The Canadian Government has approved Glencore acquiring a 77 per cent stake in Elk Valley Resources (EVR), Teck Resources’ steelmaking coal subsidiary.
Clearance from the Canadian Government was the final acquisition hurdle Glencore required for the transaction, which is expected to close on July 11.
“We are pleased to have received final regulatory approval for the transaction and look forward to completing the acquisition and welcoming EVR into the Glencore group,” Glencore chief executive officer Gary Nagle said.
“Glencore’s Canadian assets form a significant part of our global business, and some have a history that dates back more than 100 years. The investment in EVR will further support our position as one of the largest diversified miners and suppliers of critical minerals in Canada.”

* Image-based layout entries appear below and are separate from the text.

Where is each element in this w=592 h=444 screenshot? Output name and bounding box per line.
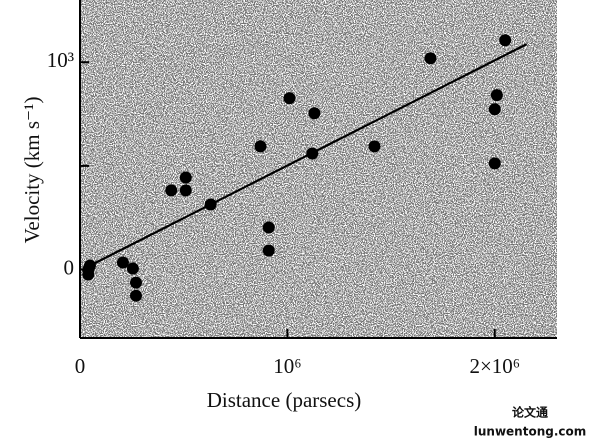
x-tick-label: 10⁶ (273, 354, 301, 378)
data-point (424, 52, 437, 65)
x-tick-label: 2×10⁶ (469, 354, 520, 378)
data-point (129, 289, 142, 302)
data-point (283, 92, 296, 105)
data-point (490, 89, 503, 102)
data-point (179, 171, 192, 184)
data-point (179, 184, 192, 197)
x-axis-label: Distance (parsecs) (207, 388, 362, 412)
data-point (165, 184, 178, 197)
data-point (368, 140, 381, 153)
data-point (126, 262, 139, 275)
y-tick-label: 0 (64, 255, 75, 279)
plot-background (80, 0, 557, 338)
data-point (308, 107, 321, 120)
data-point (262, 221, 275, 234)
data-point (488, 157, 501, 170)
data-point (83, 259, 96, 272)
data-point (254, 140, 267, 153)
data-point (306, 147, 319, 160)
watermark: lunwentong.com (474, 425, 587, 439)
data-point (499, 34, 512, 47)
y-axis-label: Velocity (km s⁻¹) (20, 97, 44, 244)
data-point (488, 103, 501, 116)
x-tick-label: 0 (75, 354, 86, 378)
watermark: 论文通 (512, 405, 548, 420)
data-point (204, 198, 217, 211)
y-tick-label: 10³ (47, 48, 74, 72)
data-point (116, 256, 129, 269)
data-point (262, 244, 275, 257)
data-point (129, 276, 142, 289)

In early April 2023, Teck turned down Glencore’s $US23 billion offer, which lead to the major miner adding $US8.2 billion in cash to the takeover offer.
Not long after this, Teck withdrew its proposal to split the company, which industry experts said may cause Glencore to attempt another takeover offer. Glencore lobbed an alternative proposal for the takeover in June 2023.
Five months later in November, it was announced that Glencore would acquire 77 per cent stake in EVR for $US6.93 billion.
Nagle said since then Glencore has worked to ensure the transaction will benefit all stakeholders.
“We have made significant commitments to the Canadian government aimed at ensuring the transaction is of lasting benefit to Canada and British Columbia including in relation to employment, the environment and engaging constructively and meaningfully with the Indigenous Nations in the Elk Valley,” Nagle said.
“The acquisition of EVR will further enhance the quality of our portfolio, broadening our ability to provide high quality steelmaking coal, an important transition-enabling commodity, to customers around the world as well as contributing significant expected cashflows to the Glencore Group.”